Men’s tennis feels international presence

by Marlene T. Allen
Staff Writer

If a team cannot seem to catch the “winning train” as it rolls its way, then it can just enjoy itself waiting for a ride. That is the attitude of the Univer­sity of La Verne men’s tennis team.

As a team, it has lost every tennis match it has competed in this year-13 in all. With such a record, it would seem there are not many smiling faces on the men’s tennis team.

It would also seem the team is counting the day when the last backhand, forehand, fault and double fault would be recorded and ac­counted for. Not so at La Verne.

The men’s tennis team has given new meaning to the phrase “it’s not whether you win or lose, but how you play the game.” In fact it could be their motto. That doesn’t mean the tennis team at ULV doesn’t try to win, it’s just that it hasn’t.

“They are an interesting group of people,” said tennis coach Dr. Reed Gratz, with an appreciative laugh.

The 10-man team is made up most­ly of international students: Junior Ar­man Hilario from Lagos, Nigeria; junior Niki Deravedissian from the island of Cyprus in the Mediterranean, junior Mourad Hartounian from Beirut, Lebanon; freshman Jirair Kelekian also from Lebanon; freshman Sarkis Pola­dian of Syria; sophomore Junie Her­nandez from the Philippines, senior Paul Moseley from Seattle, sophomore George Szkiba from Pasadena, junior Donny Messamer from San Jose, and Donny Flora from Covina.

All have enjoyed the competitiveness of the Division III Southern California Intercollegiate Athletic Conference (SCIAC) teams they played this year.

It hasn’t been all bad for the tennis team. It had close, but losing, matches against Whittier College and Caltech, and the team came within one shot of beating North West Nazerene University.

One of the things that has made the tennis team interesting is its interna­tional makeup.

“With the players coming from all different countries, it has been an in­credible experience for the team,” said Dr. Gratz. ”The language and cultures of the different countries has brought an incredible amount of information to the members of the team.”

Tennis is more of an individual sport though teams are also formed. Because individual play of the player is more closely analyzed than that of the entire team, it is important that a team adopt the right attitude when playing a match.

“Level of play doesn’t have a lot to do with gaining respect from other coaches and players,” Dr. Gratz said. “It depends on how the player ap­proaches the match. If he’s into the match from beginning to end, he can earn a lot of respect from the other coaches and players.

“In tennis, there’s more to it than just the score. It’s not like football or other sports where there’s a stigma of ‘manhood’ attached to it,” said Dr. Gratz.

“It’s not traditionally macho. You don’t have to carry it around with you if you lose. People play right through no matter what the score. That’s the type of game tennis is.”

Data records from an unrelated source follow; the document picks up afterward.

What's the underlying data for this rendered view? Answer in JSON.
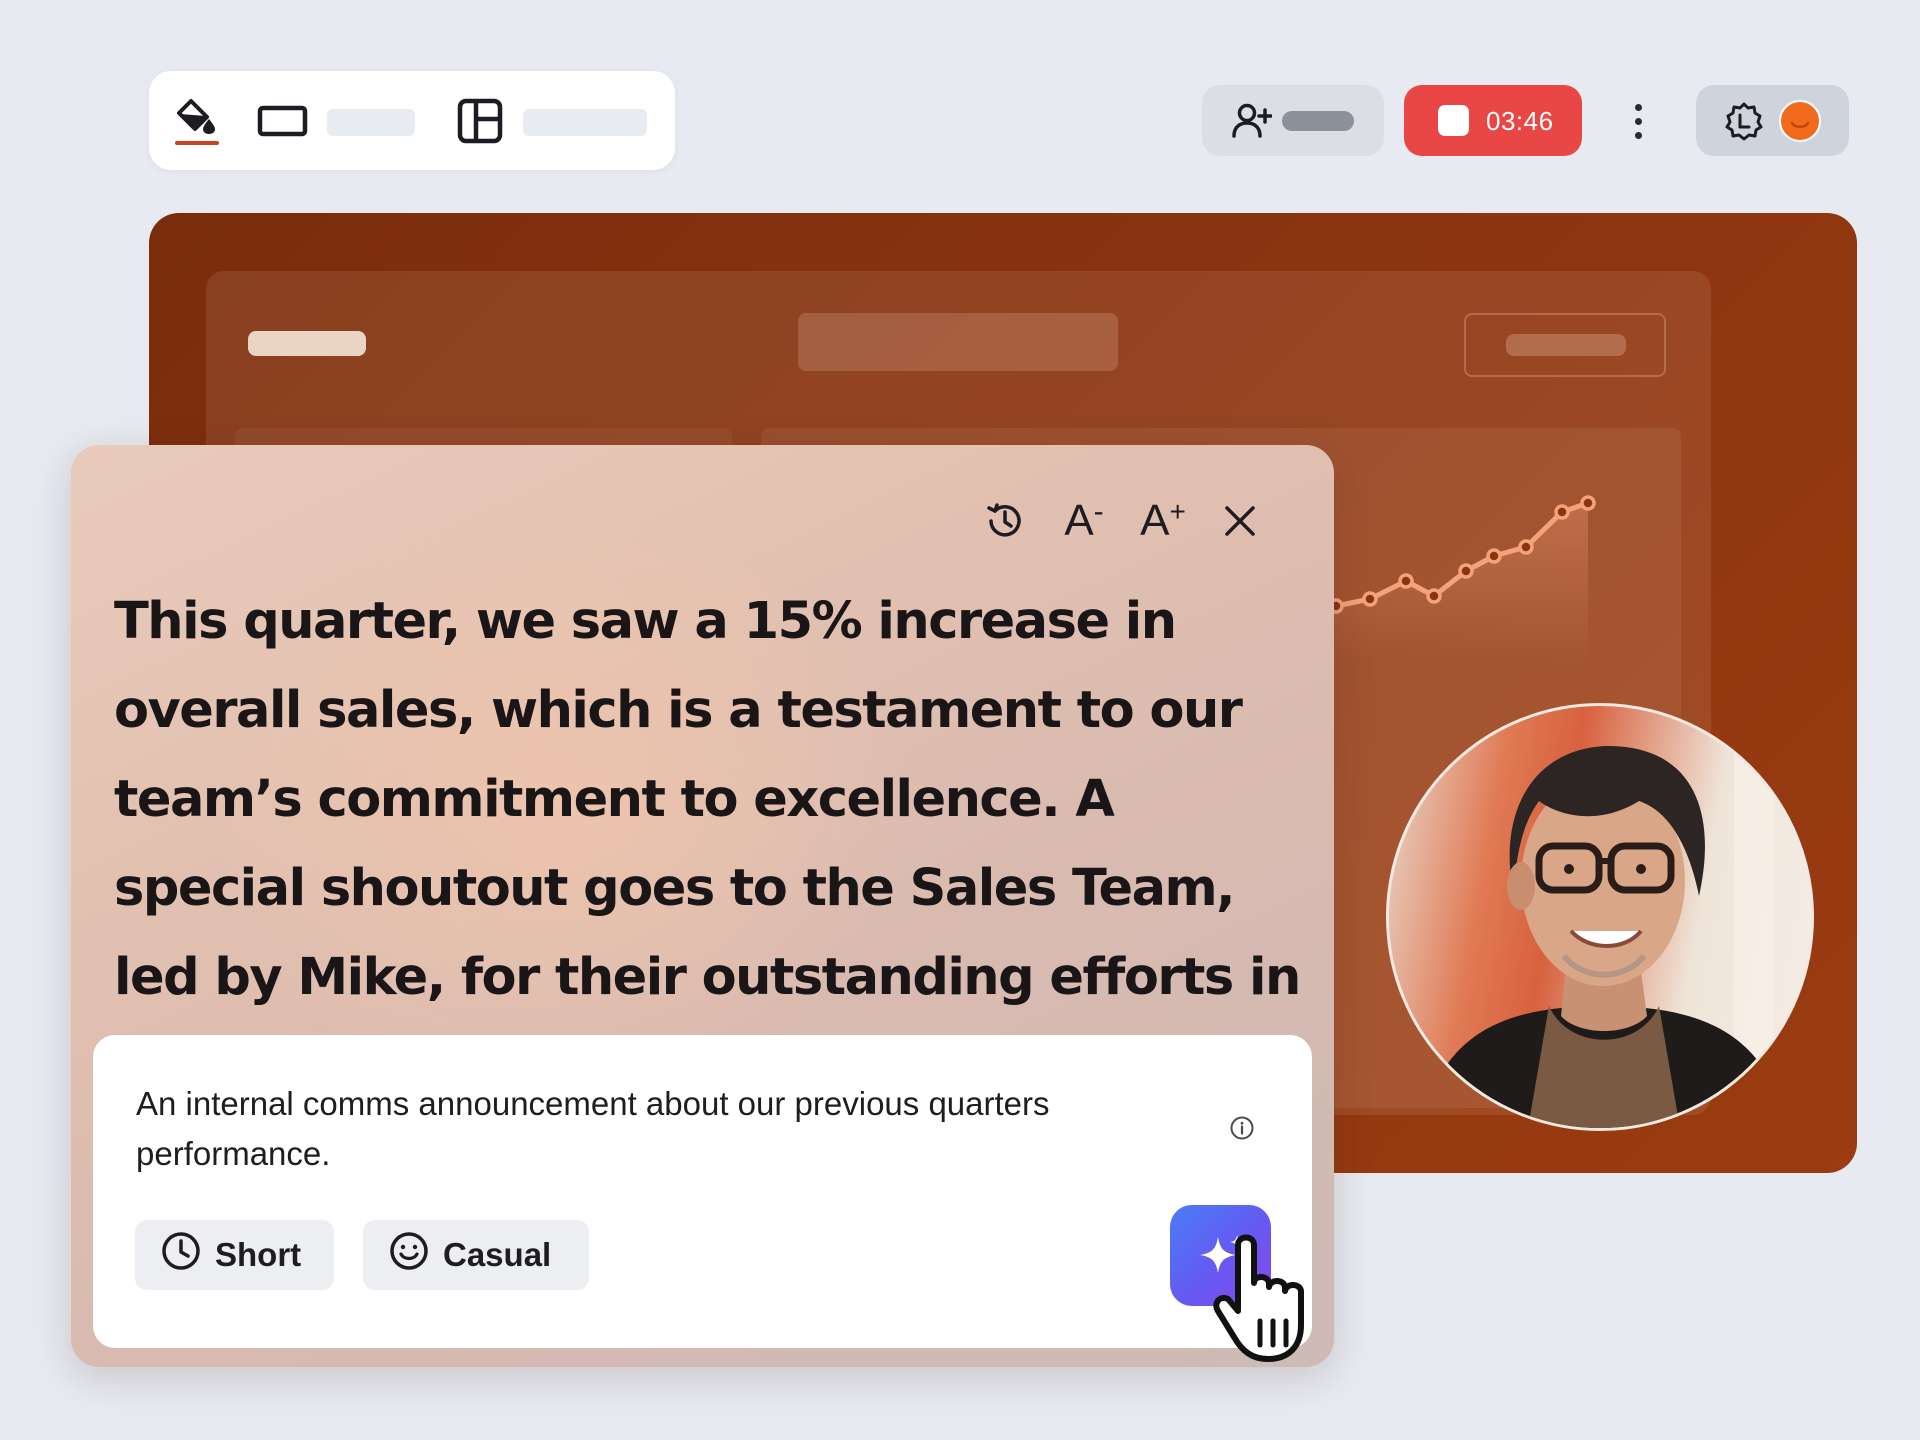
{
  "toolbar": {
    "items": [
      {
        "icon": "paint-bucket-icon"
      },
      {
        "icon": "aspect-ratio-icon"
      },
      {
        "icon": "layout-icon"
      }
    ]
  },
  "header": {
    "recording_time": "03:46",
    "recording_color": "#e94646",
    "invite_icon": "add-user-icon",
    "more_icon": "more-vertical-icon"
  },
  "presentation": {
    "accent": "#8a3410",
    "chart_line_color": "#f4a27a"
  },
  "teleprompter": {
    "tools": [
      "history-icon",
      "decrease-font-icon",
      "increase-font-icon",
      "close-icon"
    ],
    "decrease_label": "A",
    "increase_label": "A",
    "script": "This quarter, we saw a 15% increase in overall sales, which is a testament to our team’s commitment to excellence. A special shoutout goes to the Sales Team, led by Mike, for their outstanding efforts in securing new clients."
  },
  "composer": {
    "prompt": "An internal comms announcement about our previous quarters performance.",
    "chips": [
      {
        "label": "Short",
        "icon": "clock-icon"
      },
      {
        "label": "Casual",
        "icon": "smile-icon"
      }
    ],
    "generate_icon": "sparkle-icon",
    "generate_gradient": [
      "#4a7df5",
      "#8a49ec"
    ]
  }
}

With the diverse backgrounds of the players, the personality of the team is the true star.

“Arman (Hilario) is kind of the enter­tainer of the group. He brings his camera to every match and takes pictures of people eating lunch or something, trying to catch them in an embarrassing moment.

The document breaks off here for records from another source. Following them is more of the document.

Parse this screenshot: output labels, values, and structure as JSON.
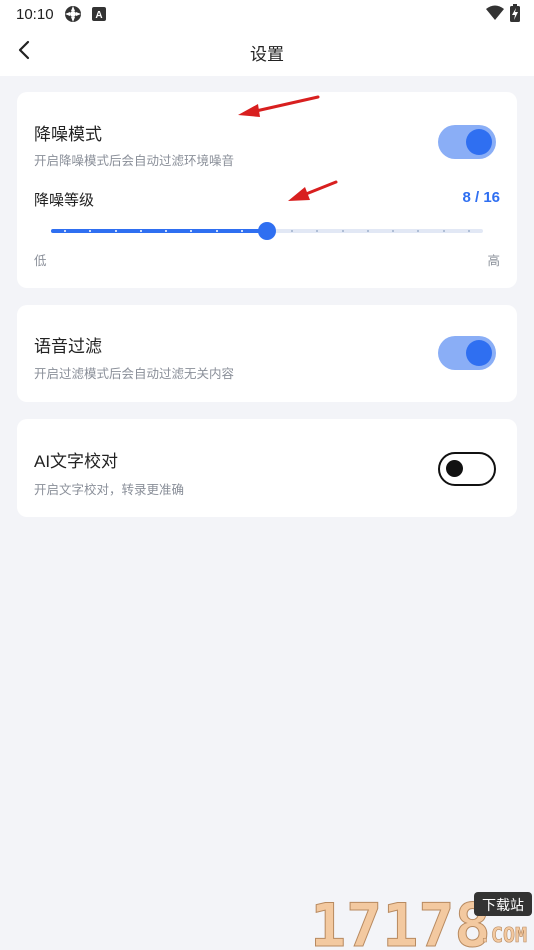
{
  "status_bar": {
    "time": "10:10",
    "icons_left": [
      "settings-gear-icon",
      "app-a-icon"
    ],
    "icons_right": [
      "wifi-icon",
      "battery-charging-icon"
    ],
    "app_icon_letter": "A"
  },
  "header": {
    "back_icon": "chevron-left-icon",
    "title": "设置"
  },
  "noise_reduction": {
    "title": "降噪模式",
    "description": "开启降噪模式后会自动过滤环境噪音",
    "enabled": true,
    "level_label": "降噪等级",
    "level_value_text": "8 / 16",
    "level_current": 8,
    "level_max": 16,
    "low_label": "低",
    "high_label": "高"
  },
  "voice_filter": {
    "title": "语音过滤",
    "description": "开启过滤模式后会自动过滤无关内容",
    "enabled": true
  },
  "ai_proofread": {
    "title": "AI文字校对",
    "description": "开启文字校对，转录更准确",
    "enabled": false
  },
  "watermark": {
    "text": "17178",
    "badge": "下载站",
    "domain": ".COM"
  },
  "colors": {
    "accent": "#2f6ff1",
    "toggle_on_bg": "#8aaef6",
    "page_bg": "#f3f4f8",
    "annotation_arrow": "#d81f1f"
  }
}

“Niki (Deravedissian) and Mourad (Haroutounian) fight over the Lakers and the Celtics so I made them doubles partners. Arman and Junie speak in their native language so they talk out loud instead of using hand signals during doubles match. We don’t worry about other coaches steal­ ing our plays,” Dr. Gratz joked.

“Donny Flora, the only local guy, has had a kind of minimal involvement because he’s also on the volleyball team,” Dr. Gratz continued. “Paul has been out with a shoulder injury and hasn’t played as much as he would have liked.”

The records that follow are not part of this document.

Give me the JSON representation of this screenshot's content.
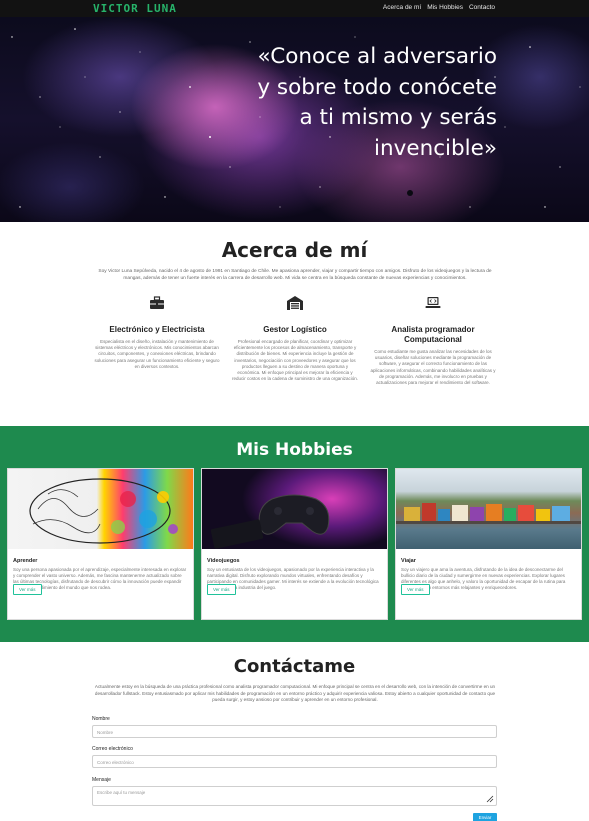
{
  "nav": {
    "brand": "VICTOR LUNA",
    "links": [
      "Acerca de mí",
      "Mis Hobbies",
      "Contacto"
    ]
  },
  "hero": {
    "quote": "«Conoce al adversario y sobre todo conócete a ti mismo y serás invencible»"
  },
  "about": {
    "title": "Acerca de mí",
    "text": "Soy Victor Luna Sepúlveda, nacido el 4 de agosto de 1991 en Santiago de Chile. Me apasiona aprender, viajar y compartir tiempo con amigos. Disfruto de los videojuegos y la lectura de mangas, además de tener un fuerte interés en la carrera de desarrollo web. Mi vida se centra en la búsqueda constante de nuevas experiencias y conocimientos.",
    "skills": [
      {
        "icon": "toolbox-icon",
        "title": "Electrónico y Electricista",
        "text": "Especialista en el diseño, instalación y mantenimiento de sistemas eléctricos y electrónicos. Mis conocimientos abarcan circuitos, componentes, y conexiones eléctricas, brindando soluciones para asegurar un funcionamiento eficiente y seguro en diversos contextos."
      },
      {
        "icon": "warehouse-icon",
        "title": "Gestor Logístico",
        "text": "Profesional encargado de planificar, coordinar y optimizar eficientemente los procesos de almacenamiento, transporte y distribución de bienes. Mi experiencia incluye la gestión de inventarios, negociación con proveedores y asegurar que los productos lleguen a su destino de manera oportuna y económica. Mi enfoque principal es mejorar la eficiencia y reducir costos en la cadena de suministro de una organización."
      },
      {
        "icon": "laptop-code-icon",
        "title": "Analista programador Computacional",
        "text": "Como estudiante me gusta analizar las necesidades de los usuarios, diseñar soluciones mediante la programación de software, y asegurar el correcto funcionamiento de las aplicaciones informáticas, combinando habilidades analíticas y de programación. Además, me involucro en pruebas y actualizaciones para mejorar el rendimiento del software."
      }
    ]
  },
  "hobbies": {
    "title": "Mis Hobbies",
    "cards": [
      {
        "image": "brain-art-image",
        "title": "Aprender",
        "text": "Soy una persona apasionada por el aprendizaje, especialmente interesada en explorar y comprender el vasto universo. Además, me fascina mantenerme actualizado sobre las últimas tecnologías, disfrutando de descubrir cómo la innovación puede expandir nuestro entendimiento del mundo que nos rodea.",
        "button": "Ver más"
      },
      {
        "image": "gamepad-image",
        "title": "Videojuegos",
        "text": "Soy un entusiasta de los videojuegos, apasionado por la experiencia interactiva y la narrativa digital. Disfruto explorando mundos virtuales, enfrentando desafíos y participando en comunidades gamer. Mi interés se extiende a la evolución tecnológica y creativa de la industria del juego.",
        "button": "Ver más"
      },
      {
        "image": "palafitos-image",
        "title": "Viajar",
        "text": "Soy un viajero que ama la aventura, disfrutando de la idea de desconectarme del bullicio diario de la ciudad y sumergirme en nuevas experiencias. Explorar lugares diferentes es algo que anhelo, y valoro la oportunidad de escapar de la rutina para sumergirme en entornos más relajantes y enriquecedores.",
        "button": "Ver más"
      }
    ]
  },
  "contact": {
    "title": "Contáctame",
    "text": "Actualmente estoy en la búsqueda de una práctica profesional como analista programador computacional. Mi enfoque principal se centra en el desarrollo web, con la intención de convertirme en un desarrollador fullstack. Estoy entusiasmado por aplicar mis habilidades de programación en un entorno práctico y adquirir experiencia valiosa. Estoy abierto a cualquier oportunidad de contacto que pueda surgir, y estoy ansioso por contribuir y aprender en un entorno profesional.",
    "name_label": "Nombre",
    "name_placeholder": "Nombre",
    "email_label": "Correo electrónico",
    "email_placeholder": "Correo electrónico",
    "message_label": "Mensaje",
    "message_placeholder": "Escribe aquí tu mensaje",
    "send_label": "Enviar"
  },
  "colors": {
    "nav_bg": "#121212",
    "brand": "#27b36a",
    "hobbies_bg": "#1e8a4e",
    "button_border": "#20c29a",
    "send_bg": "#1ea3e0"
  }
}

The talent on the team is well balanced and there is no No. 1 player on the team, Dr. Gratz  said. He is pleased with the improvement of the team over last year and anticipates even more improvement.

“Everyone is No. 1 on the team. There’s not one player who dominates.

“There ‘s no comparison with this team to the team last year. They’re much better now,” said Dr. Gratz, now in his third consecutive year as coach.

Many of the players this year will return next year and with the incoming freshman class, the tennis team can only hope to get better.

“If everyone comes back we’ll have at least 12 guys out next year. We’re growing,” Dr. Gratz noted. “This sport takes a long time before you can compete with the conference schools.”

Having the support of the school has also helped, Dr. Gratz said.

“Other coaches know the situation at La Verne and they probably have minimal respect for us. They see the growth. One coach who has watched Arman told me he wished he had a personality like that on his team,” Dr. Gratz said. ”The Redlands coach said, ‘I wouldn’t mind trading teams with you, to have fun.’ Though, it wouldn’t be bad to have a win once in a while, either.”

Said Gratz, “We may not win many matches, but we sure entertain the other team.”